Sendhil also recently gave an interesting talk at the Stanford Center on Global Poverty and Development on applying machine learning to poverty alleviation:
The field of artificial intelligence (AI) strives to build rational agents, capable of perceiving the world around them and taking actions to advance specified goals. Put another way, AI researchers aim to construct a synthetic homo economicus, the mythical perfectly rational agent of neoclassical economics.
We review progress towards creating this new species of machine, machina economicus, and discuss some challenges in designing AIs that can reason effectively in economic contexts. Supposing that AI succeeds in this quest, or at least comes close enough that it is useful to think about AIs in rationalistic terms, we ask how to design the rules of interaction in multi-agent systems that come to represent an economy of AIs. Theories of normative design from economics may prove more relevant for artificial agents than human agents, with AIs that better respect idealized assumptions of rationality than people, interacting through novel rules and incentive systems quite distinct from those tailored for people.

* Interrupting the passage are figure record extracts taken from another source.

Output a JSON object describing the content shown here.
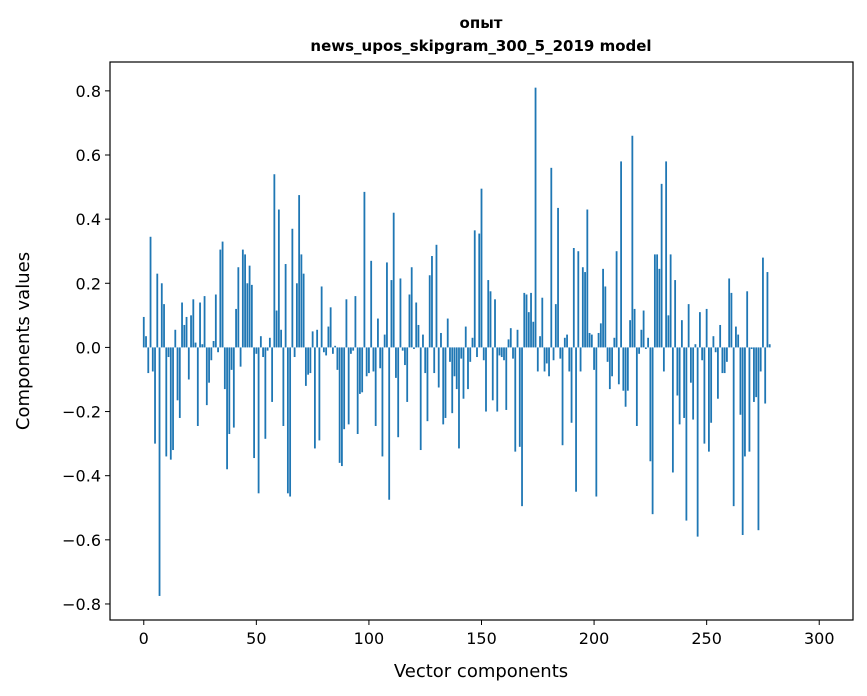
{
  "chart_data": {
    "type": "bar",
    "title": "опыт",
    "subtitle": "news_upos_skipgram_300_5_2019 model",
    "xlabel": "Vector components",
    "ylabel": "Components values",
    "xlim": [
      -15,
      315
    ],
    "ylim": [
      -0.85,
      0.89
    ],
    "x_ticks": [
      0,
      50,
      100,
      150,
      200,
      250,
      300
    ],
    "x_tick_labels": [
      "0",
      "50",
      "100",
      "150",
      "200",
      "250",
      "300"
    ],
    "y_ticks": [
      -0.8,
      -0.6,
      -0.4,
      -0.2,
      0.0,
      0.2,
      0.4,
      0.6,
      0.8
    ],
    "y_tick_labels": [
      "−0.8",
      "−0.6",
      "−0.4",
      "−0.2",
      "0.0",
      "0.2",
      "0.4",
      "0.6",
      "0.8"
    ],
    "grid": false,
    "bar_color": "#1f77b4",
    "values": [
      0.095,
      0.035,
      -0.08,
      0.345,
      -0.075,
      -0.3,
      0.23,
      -0.775,
      0.2,
      0.135,
      -0.34,
      -0.03,
      -0.35,
      -0.32,
      0.055,
      -0.165,
      -0.22,
      0.14,
      0.07,
      0.095,
      -0.1,
      0.1,
      0.15,
      0.015,
      -0.245,
      0.14,
      0.01,
      0.16,
      -0.18,
      -0.11,
      -0.04,
      0.02,
      0.165,
      -0.015,
      0.305,
      0.33,
      -0.13,
      -0.38,
      -0.27,
      -0.07,
      -0.25,
      0.12,
      0.25,
      -0.06,
      0.305,
      0.29,
      0.2,
      0.255,
      0.195,
      -0.345,
      -0.02,
      -0.455,
      0.035,
      -0.03,
      -0.285,
      -0.01,
      0.03,
      -0.17,
      0.54,
      0.115,
      0.43,
      0.055,
      -0.245,
      0.26,
      -0.455,
      -0.465,
      0.37,
      -0.03,
      0.2,
      0.475,
      0.29,
      0.23,
      -0.12,
      -0.085,
      -0.08,
      0.05,
      -0.315,
      0.055,
      -0.29,
      0.19,
      -0.015,
      -0.025,
      0.065,
      0.125,
      -0.02,
      0.005,
      -0.07,
      -0.36,
      -0.37,
      -0.255,
      0.15,
      -0.24,
      -0.02,
      -0.01,
      0.16,
      -0.27,
      -0.145,
      -0.14,
      0.485,
      -0.09,
      -0.08,
      0.27,
      -0.075,
      -0.245,
      0.09,
      -0.065,
      -0.34,
      0.04,
      0.265,
      -0.475,
      0.21,
      0.42,
      -0.095,
      -0.28,
      0.215,
      -0.01,
      -0.055,
      -0.17,
      0.165,
      0.25,
      -0.005,
      0.14,
      0.07,
      -0.32,
      0.04,
      -0.08,
      -0.23,
      0.225,
      0.285,
      -0.08,
      0.32,
      -0.125,
      0.045,
      -0.24,
      -0.22,
      0.09,
      -0.045,
      -0.205,
      -0.09,
      -0.13,
      -0.315,
      -0.035,
      -0.16,
      0.065,
      -0.13,
      -0.045,
      0.03,
      0.365,
      -0.03,
      0.355,
      0.495,
      -0.04,
      -0.2,
      0.21,
      0.175,
      -0.165,
      0.15,
      -0.2,
      -0.025,
      -0.03,
      -0.04,
      -0.195,
      0.025,
      0.06,
      -0.035,
      -0.325,
      0.055,
      -0.31,
      -0.495,
      0.17,
      0.165,
      0.11,
      0.17,
      0.08,
      0.81,
      -0.075,
      0.035,
      0.155,
      -0.075,
      -0.05,
      -0.09,
      0.56,
      -0.04,
      0.135,
      0.435,
      -0.035,
      -0.305,
      0.03,
      0.04,
      -0.075,
      -0.235,
      0.31,
      -0.45,
      0.3,
      -0.075,
      0.25,
      0.235,
      0.43,
      0.045,
      0.04,
      -0.07,
      -0.465,
      0.045,
      0.075,
      0.245,
      0.19,
      -0.045,
      -0.13,
      -0.09,
      0.03,
      0.3,
      -0.115,
      0.58,
      -0.135,
      -0.185,
      -0.135,
      0.085,
      0.66,
      0.12,
      -0.245,
      -0.02,
      0.055,
      0.115,
      -0.005,
      0.03,
      -0.355,
      -0.52,
      0.29,
      0.29,
      0.245,
      0.51,
      -0.075,
      0.58,
      0.1,
      0.29,
      -0.39,
      0.21,
      -0.15,
      -0.24,
      0.085,
      -0.22,
      -0.54,
      0.135,
      -0.11,
      -0.225,
      0.01,
      -0.59,
      0.11,
      -0.04,
      -0.3,
      0.12,
      -0.325,
      -0.235,
      0.035,
      -0.015,
      -0.16,
      0.07,
      -0.08,
      -0.08,
      -0.045,
      0.215,
      0.17,
      -0.495,
      0.065,
      0.04,
      -0.21,
      -0.585,
      -0.34,
      0.175,
      -0.325,
      -0.005,
      -0.17,
      -0.155,
      -0.57,
      -0.075,
      0.28,
      -0.175,
      0.235,
      0.01
    ]
  }
}
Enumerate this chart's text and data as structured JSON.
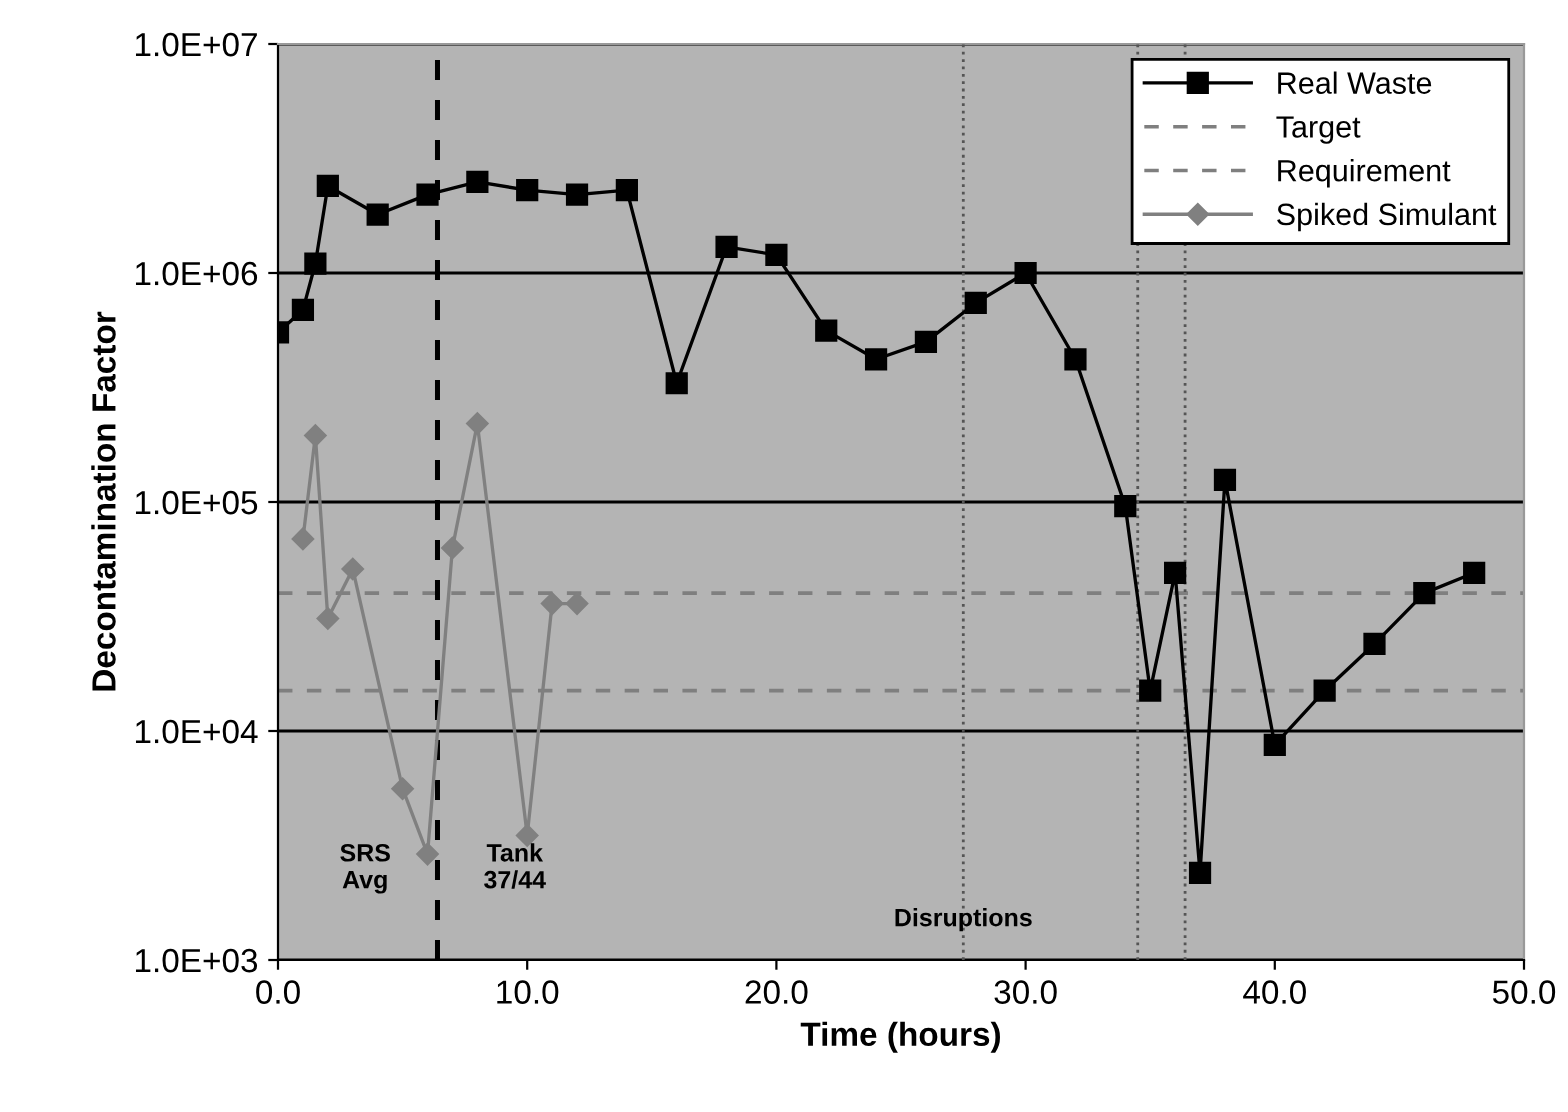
{
  "chart_data": {
    "type": "line",
    "xlabel": "Time (hours)",
    "ylabel": "Decontamination Factor",
    "log": "y",
    "xlim": [
      0,
      50
    ],
    "xticks": [
      {
        "value": 0,
        "label": "0.0"
      },
      {
        "value": 10,
        "label": "10.0"
      },
      {
        "value": 20,
        "label": "20.0"
      },
      {
        "value": 30,
        "label": "30.0"
      },
      {
        "value": 40,
        "label": "40.0"
      },
      {
        "value": 50,
        "label": "50.0"
      }
    ],
    "ylim": [
      1000,
      10000000
    ],
    "yticks": [
      {
        "value": 1000,
        "label": "1.0E+03"
      },
      {
        "value": 10000,
        "label": "1.0E+04"
      },
      {
        "value": 100000,
        "label": "1.0E+05"
      },
      {
        "value": 1000000,
        "label": "1.0E+06"
      },
      {
        "value": 10000000,
        "label": "1.0E+07"
      }
    ],
    "grid": "y",
    "legend": "top right",
    "line_style": "solid",
    "series": [
      {
        "name": "Real Waste",
        "color": "#000000",
        "marker": "square",
        "x": [
          0,
          1,
          1.5,
          2,
          4,
          6,
          8,
          10,
          12,
          14,
          16,
          18,
          20,
          22,
          24,
          26,
          28,
          30,
          32,
          34,
          35,
          36,
          37,
          38,
          40,
          42,
          44,
          46,
          48
        ],
        "values": [
          550000,
          690000,
          1100000,
          2400000,
          1800000,
          2200000,
          2500000,
          2300000,
          2200000,
          2300000,
          330000,
          1300000,
          1200000,
          560000,
          420000,
          500000,
          740000,
          1000000,
          420000,
          96000,
          15000,
          49000,
          2400,
          125000,
          8700,
          15000,
          24000,
          40000,
          49000
        ]
      },
      {
        "name": "Spiked Simulant",
        "color": "#808080",
        "marker": "diamond",
        "x": [
          1,
          1.5,
          2,
          3,
          5,
          6,
          7,
          8,
          10,
          11,
          12
        ],
        "values": [
          69000,
          195000,
          31000,
          51000,
          5600,
          2900,
          63000,
          220000,
          3500,
          36000,
          36000
        ]
      }
    ],
    "ref_lines": [
      {
        "axis": "y",
        "value": 40000,
        "label": "Target",
        "color": "#7f7f7f",
        "line_style": "dashed"
      },
      {
        "axis": "y",
        "value": 15000,
        "label": "Requirement",
        "color": "#7f7f7f",
        "line_style": "dashed"
      },
      {
        "axis": "x",
        "value": 6.4,
        "color": "#000000",
        "line_style": "dashed"
      },
      {
        "axis": "x",
        "value": 27.5,
        "color": "#555555",
        "line_style": "dotted"
      },
      {
        "axis": "x",
        "value": 34.5,
        "color": "#555555",
        "line_style": "dotted"
      },
      {
        "axis": "x",
        "value": 36.4,
        "color": "#555555",
        "line_style": "dotted"
      }
    ],
    "annotations": [
      "SRS\nAvg",
      "Tank\n37/44",
      {
        "text": "Disruptions",
        "x": 27.5,
        "y": 1500
      }
    ]
  }
}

Indeed, economics often assumes rational economic reasoning (e.g. maximize some utility function under some income constraints) as a good first approximation of human behavior and AI agents could be the closest to these idealized rational agents. In AI however, the agents are taking inputs and produce outputs without optimizing a utility function. They do minimize a loss function when they try to fit a machine learning model but once in production they mechanically use trained models to produce outcomes that the agent designer (a human) has ordered. The utility function of the agent inherited from the designer could be as irrational as the utility function of a human being. For instance, AI agents could easily reproduce the tragedy of the commons if the designer only optimizes the individual AI agent strategy and ignores the negative externalities.